Une maison d’écoute pour les victimes de viol à Nyabibwe

La maison d'écoute de Nyabibwe


Dans le territoire de Kalehe, les viols ainsi que les violences sexuelles liées aux conflits sont un vrai problème dans la zone ainsi que dans toute la province du Sud-Kivu. Cette situation créée de fortes conséquences psychologiques et physiques dans les communautés environnantes.
Pour cette raison, le Comité International de la Croix Rouge (CICR), en collaboration avec la croix rouge RDC ont procédé au lancement des activités de la maison d’écoute au profit des victimes de violences sexuelles de Nyabibwe et environs. 

Nyabibwe est une localité située à une centaine de kilomètres de la ville de Bukavu en province du Sud-Kivu en République démocratique du Congo. 

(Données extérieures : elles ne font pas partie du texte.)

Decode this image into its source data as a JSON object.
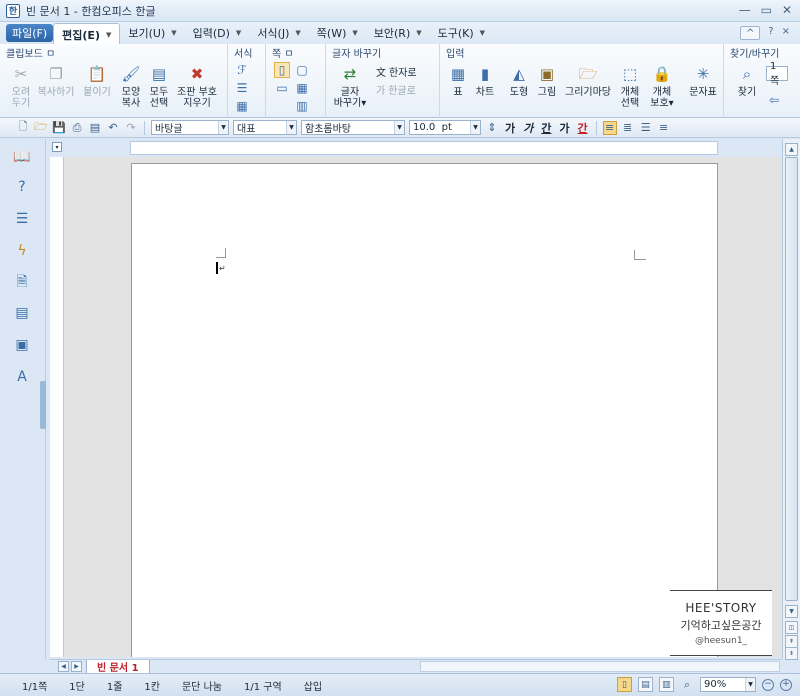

Pour soulager le sort des femmes victimes de violences sexuelles, le CICR a donc mis en place une maison d’écoute pour leur permettre de les écouter et de les orienter si nécessaire vers une structure médicale dans un délai de 72 heures. Cette maison d’écoute a un volet psychosocial où les victimes de viol et des violences sexuelles sont prises en charges psychologiquement enfin de leur apporter non seulement un appui mais aussi un soulagement à leurs souffrances et leurs aider à trouver leur propre solution. 
les élèves en sensibilisation sur les VS

Lancée jeudi, les activités de la maison d’écoute de Nyabibwe sont le fruit d’une série de sensibilisations sur l’accompagnement psycho-social et médical des personnes traumatisées plus particulièrement les victimes de viol et de violence sexuelles. Ces sensibilisations se sont déroulées de porte à porte, d’une manière publique à travers les théâtres participatifs, et à travers des ateliers avec plusieurs couches de la communauté entre autres les élèves finalistes, les enseignants, les motards, les églises et les organisations locales de défense des droits de l’homme.
La déléguée Santé mentale et psycho-sociale au CICR Sud-Kivu, Sofia Gimenez, dit que la campagne de sensibilisation avait pour but de faire connaitre aux habitants du territoire de Kalehe, la maison d’écoute qui est une structure d’accompagnement psycho-social et médical aux victimes de viol et violence sexuelles. « Les communautés doivent savoir que les victimes de violences sexuelles sont des personnes comme nous et nous ne devons pas les stigmatiser. Nous référons les victimes vers les structures sanitaires adaptées en cas de viol dans un délai de 72 heures pour un traitement médical préventif ».
Interrogé, le responsable de la maison d’écoute de Nyabibwe Mr Maulizo Papy, a déclaré que depuis l’existence de la maison d’écoute au mois de juin, 63 victimes ont été enregistrées, parmi elles 37 victimes de violences sexuelles et 26 victimes de viols. Il ajoute que suite aux campagnes de sensibilisation menées, les victimes viennent des villages environnants comme Lushebere, Mukisha et même des haut-plateaux. 
sensibilisation à travers le théâtre participatif

« Nous ne cessons de dénoncer ces cas de violences sexuelles à Nyabibwe. Beaucoup de victimes sont des femmes qui se rendent dans les marchés tels que ceux de Ziralo ou de Shanje. Cette campagne de sensibilisation va aider les habitants à ne pas les mépriser ni les stigmatiser mais plutôt à les accompagner à travers des conseils » a dit Jacques Kapuli, chef de poste d’encadrement administratif de Nyabibwe.  

La maison d’écoute est ouverte de 8h00 à 18h00 tous les jours et reçoit toutes les victimes indistinctement de leur ethnie, de leur sexe ou de leur âge.